Any and all help greatly appreciated!! Thank you!!
 

kapope712

Member
Joined
Mar 14, 2017
Messages
9
Location
Pipersville, PA
TommyJLG,

The Deutz drains from a drain-cock on the inside of the motor and through a rubber hose (it should be poking through the plate under the engine. If you don’t know, the whole engine module swings out away from the center of the machine by removing (1) 15/16 bolt on the underside rear of the engine. (You do not need to remove the oil pan drain plug)

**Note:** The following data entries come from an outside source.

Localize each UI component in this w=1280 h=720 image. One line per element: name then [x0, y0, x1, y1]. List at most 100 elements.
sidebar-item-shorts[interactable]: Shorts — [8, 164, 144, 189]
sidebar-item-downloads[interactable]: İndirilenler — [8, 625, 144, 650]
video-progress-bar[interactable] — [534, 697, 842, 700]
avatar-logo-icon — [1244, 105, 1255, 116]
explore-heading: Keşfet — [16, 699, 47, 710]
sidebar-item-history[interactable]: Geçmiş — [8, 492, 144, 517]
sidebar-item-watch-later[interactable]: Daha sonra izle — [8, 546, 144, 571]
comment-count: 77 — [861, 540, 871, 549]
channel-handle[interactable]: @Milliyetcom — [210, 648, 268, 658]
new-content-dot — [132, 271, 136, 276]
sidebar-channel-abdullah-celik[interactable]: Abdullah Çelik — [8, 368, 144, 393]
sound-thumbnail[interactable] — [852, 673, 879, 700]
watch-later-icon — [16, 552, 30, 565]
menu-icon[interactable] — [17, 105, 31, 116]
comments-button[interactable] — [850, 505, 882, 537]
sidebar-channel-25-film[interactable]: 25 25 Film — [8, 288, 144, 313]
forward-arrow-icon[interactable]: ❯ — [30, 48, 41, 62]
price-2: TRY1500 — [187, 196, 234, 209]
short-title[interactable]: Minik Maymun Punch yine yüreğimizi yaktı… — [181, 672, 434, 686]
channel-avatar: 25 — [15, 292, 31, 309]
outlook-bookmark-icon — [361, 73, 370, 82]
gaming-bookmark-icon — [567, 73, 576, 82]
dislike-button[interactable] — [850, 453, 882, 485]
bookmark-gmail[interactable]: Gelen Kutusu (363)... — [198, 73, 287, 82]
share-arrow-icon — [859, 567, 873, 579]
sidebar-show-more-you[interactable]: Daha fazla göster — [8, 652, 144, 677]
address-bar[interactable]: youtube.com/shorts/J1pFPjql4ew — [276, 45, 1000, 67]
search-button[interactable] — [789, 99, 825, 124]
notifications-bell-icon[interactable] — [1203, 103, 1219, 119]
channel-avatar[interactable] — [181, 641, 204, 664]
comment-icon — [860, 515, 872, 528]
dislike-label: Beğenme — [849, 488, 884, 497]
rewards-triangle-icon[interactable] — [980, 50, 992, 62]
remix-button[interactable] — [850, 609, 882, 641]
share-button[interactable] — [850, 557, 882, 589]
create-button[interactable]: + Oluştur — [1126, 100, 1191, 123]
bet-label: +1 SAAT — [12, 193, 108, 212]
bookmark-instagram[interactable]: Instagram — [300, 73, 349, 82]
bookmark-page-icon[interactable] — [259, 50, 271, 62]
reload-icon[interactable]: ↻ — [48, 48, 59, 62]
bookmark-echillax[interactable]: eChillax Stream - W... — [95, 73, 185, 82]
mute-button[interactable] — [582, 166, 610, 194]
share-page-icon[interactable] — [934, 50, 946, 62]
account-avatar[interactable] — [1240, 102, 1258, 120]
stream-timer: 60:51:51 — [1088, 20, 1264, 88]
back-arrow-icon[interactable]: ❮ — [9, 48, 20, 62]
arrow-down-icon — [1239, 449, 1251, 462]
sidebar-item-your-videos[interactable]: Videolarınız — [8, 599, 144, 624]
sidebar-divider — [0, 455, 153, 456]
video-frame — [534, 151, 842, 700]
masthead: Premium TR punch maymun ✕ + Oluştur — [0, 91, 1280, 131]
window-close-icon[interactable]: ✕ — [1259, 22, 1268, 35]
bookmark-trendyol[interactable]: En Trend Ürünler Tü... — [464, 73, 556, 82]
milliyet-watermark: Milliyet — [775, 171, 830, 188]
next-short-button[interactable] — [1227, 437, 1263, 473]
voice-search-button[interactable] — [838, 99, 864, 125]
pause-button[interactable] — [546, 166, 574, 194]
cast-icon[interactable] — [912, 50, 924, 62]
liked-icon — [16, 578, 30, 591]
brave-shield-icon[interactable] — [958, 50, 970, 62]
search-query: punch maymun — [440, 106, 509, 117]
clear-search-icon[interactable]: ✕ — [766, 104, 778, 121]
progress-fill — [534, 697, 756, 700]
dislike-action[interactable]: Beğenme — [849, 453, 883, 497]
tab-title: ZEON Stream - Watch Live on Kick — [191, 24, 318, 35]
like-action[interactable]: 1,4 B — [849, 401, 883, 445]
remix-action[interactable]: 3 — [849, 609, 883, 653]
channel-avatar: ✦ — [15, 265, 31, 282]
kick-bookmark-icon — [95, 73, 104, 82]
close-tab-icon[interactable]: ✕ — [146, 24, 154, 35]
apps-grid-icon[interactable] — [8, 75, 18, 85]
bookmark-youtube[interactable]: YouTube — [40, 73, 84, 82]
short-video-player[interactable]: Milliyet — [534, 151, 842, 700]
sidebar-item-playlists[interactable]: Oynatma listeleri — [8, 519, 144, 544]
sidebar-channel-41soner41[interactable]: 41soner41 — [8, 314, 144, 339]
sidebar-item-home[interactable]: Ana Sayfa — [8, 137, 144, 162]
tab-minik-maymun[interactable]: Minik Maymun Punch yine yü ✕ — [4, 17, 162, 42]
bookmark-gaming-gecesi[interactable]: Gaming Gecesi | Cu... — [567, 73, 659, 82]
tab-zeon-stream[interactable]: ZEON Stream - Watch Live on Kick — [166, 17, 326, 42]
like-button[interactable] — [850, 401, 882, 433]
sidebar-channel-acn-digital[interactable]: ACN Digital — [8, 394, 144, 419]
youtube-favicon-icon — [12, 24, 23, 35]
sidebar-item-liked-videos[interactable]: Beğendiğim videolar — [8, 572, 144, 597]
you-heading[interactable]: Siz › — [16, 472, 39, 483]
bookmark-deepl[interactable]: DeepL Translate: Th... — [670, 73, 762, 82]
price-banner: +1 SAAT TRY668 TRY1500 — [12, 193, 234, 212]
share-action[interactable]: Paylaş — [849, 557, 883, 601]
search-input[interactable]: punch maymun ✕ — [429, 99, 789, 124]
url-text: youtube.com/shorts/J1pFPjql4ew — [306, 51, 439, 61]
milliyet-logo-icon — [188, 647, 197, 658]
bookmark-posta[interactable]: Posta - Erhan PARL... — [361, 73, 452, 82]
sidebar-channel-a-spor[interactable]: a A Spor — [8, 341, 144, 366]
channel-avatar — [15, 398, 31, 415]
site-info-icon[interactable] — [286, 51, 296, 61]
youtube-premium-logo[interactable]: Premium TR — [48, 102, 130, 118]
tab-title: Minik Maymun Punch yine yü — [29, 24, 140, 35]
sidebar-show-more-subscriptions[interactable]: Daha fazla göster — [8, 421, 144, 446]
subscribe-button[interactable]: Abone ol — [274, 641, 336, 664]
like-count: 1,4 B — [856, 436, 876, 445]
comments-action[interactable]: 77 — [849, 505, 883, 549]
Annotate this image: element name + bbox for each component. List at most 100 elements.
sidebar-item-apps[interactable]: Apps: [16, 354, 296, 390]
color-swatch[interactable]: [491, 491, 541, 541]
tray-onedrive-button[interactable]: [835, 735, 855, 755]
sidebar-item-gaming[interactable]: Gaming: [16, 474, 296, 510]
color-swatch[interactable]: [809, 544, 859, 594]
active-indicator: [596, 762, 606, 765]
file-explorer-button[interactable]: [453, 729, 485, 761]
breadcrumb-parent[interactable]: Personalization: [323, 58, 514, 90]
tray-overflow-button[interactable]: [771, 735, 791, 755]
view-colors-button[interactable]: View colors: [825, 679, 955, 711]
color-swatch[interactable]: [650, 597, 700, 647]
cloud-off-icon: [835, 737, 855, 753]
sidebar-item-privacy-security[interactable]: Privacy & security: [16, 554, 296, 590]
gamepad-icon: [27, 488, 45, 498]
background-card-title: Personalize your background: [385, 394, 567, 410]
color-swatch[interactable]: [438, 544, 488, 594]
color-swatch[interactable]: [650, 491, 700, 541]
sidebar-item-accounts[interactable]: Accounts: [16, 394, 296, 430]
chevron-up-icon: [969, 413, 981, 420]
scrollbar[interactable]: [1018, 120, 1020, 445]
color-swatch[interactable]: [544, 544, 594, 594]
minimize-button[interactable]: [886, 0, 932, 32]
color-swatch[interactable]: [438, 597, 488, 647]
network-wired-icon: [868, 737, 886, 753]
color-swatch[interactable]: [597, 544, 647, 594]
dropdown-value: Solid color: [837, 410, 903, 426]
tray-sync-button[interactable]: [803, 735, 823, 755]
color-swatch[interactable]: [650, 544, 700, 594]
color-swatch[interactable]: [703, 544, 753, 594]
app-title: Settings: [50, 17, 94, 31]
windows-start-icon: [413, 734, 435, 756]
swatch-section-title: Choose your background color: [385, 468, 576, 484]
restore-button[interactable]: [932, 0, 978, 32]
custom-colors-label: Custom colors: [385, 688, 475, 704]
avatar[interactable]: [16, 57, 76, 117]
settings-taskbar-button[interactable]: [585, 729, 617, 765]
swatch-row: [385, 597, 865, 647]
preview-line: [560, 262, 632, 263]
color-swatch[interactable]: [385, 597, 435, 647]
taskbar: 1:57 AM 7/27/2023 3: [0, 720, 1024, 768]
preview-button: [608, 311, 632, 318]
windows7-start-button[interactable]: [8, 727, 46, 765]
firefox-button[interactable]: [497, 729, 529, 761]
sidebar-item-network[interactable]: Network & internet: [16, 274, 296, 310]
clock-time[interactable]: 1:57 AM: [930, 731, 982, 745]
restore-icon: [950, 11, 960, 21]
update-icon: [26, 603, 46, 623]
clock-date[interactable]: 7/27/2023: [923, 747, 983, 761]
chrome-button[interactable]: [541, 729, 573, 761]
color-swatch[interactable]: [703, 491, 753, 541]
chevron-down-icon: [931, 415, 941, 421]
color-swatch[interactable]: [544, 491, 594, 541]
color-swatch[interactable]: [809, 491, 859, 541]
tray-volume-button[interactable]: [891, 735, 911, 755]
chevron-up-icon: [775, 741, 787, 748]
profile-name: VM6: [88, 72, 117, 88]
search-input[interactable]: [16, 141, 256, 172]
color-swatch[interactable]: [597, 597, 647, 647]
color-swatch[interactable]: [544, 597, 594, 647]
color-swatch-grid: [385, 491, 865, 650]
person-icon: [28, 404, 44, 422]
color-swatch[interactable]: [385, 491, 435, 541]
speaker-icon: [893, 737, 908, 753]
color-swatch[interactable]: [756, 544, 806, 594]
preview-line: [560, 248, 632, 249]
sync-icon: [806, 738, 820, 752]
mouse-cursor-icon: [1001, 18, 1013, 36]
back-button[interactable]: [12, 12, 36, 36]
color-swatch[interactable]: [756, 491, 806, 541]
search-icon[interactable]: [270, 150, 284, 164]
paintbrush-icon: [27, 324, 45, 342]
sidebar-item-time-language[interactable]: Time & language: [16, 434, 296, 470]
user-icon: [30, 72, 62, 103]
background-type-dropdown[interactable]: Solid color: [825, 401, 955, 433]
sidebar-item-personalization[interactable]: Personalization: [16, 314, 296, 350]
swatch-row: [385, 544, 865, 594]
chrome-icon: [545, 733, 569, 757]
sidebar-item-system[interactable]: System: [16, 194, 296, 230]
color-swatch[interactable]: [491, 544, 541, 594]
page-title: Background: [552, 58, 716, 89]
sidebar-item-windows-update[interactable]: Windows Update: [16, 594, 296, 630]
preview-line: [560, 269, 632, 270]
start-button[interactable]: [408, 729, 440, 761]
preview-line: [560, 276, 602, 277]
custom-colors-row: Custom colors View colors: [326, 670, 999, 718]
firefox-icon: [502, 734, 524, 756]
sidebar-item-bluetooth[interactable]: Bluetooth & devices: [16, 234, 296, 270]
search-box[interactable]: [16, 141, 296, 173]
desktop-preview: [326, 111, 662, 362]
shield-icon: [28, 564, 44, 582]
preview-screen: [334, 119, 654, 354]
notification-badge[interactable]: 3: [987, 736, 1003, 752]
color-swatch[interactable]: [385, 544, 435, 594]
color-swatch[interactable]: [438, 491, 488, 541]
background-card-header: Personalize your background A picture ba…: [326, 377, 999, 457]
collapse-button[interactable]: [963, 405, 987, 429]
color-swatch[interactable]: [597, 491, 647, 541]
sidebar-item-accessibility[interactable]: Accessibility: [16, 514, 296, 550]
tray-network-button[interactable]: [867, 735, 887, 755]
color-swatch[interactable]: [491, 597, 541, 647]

The reason the oil still looked black after your oil change is because the engine is oil-cooled. You have to drain the oil cooler along with the engine oil pan to do a complete oil change. I don’t know if it’s necessary or not but I fill my oil cooler with a funnel from one of the upper lines. I think in total it takes 10.5-11 quarts of oil.
 

kapope712

Member
Joined
Mar 14, 2017
Messages
9
Location
Pipersville, PA
TommyJLG,

The Deutz drains from a drain-cock on the inside of the motor and through a rubber hose (it should be poking through the plate under the engine. If you don’t know, the whole engine module swings out away from the center of the machine by removing (1) 15/16 bolt on the underside rear of the engine. (You do not need to remove the oil pan drain plug)

The reason the oil still looked black after your oil change is because the engine is oil-cooled. You have to drain the oil cooler along with the engine oil pan to do a complete oil change. I don’t know if it’s necessary or not but I fill my oil cooler with a funnel from one of the upper lines. I think in total it takes 10.5-11 quarts of oil.

To clarify, it’s 10.5 qts in the oil pan, 11 qts with filter, and 16 qts with the oil cooler change.
 

TommyJLG

Active Member
Joined
Jan 26, 2020
Messages
31
Location
Spicewood, Tx
10-4. Thank you. We will probably replace the timing belt and it appears the oil cooler has to be removed for the operation so will replace oil upon completion. If okay with you, I will start a new thread on timing belt replacement.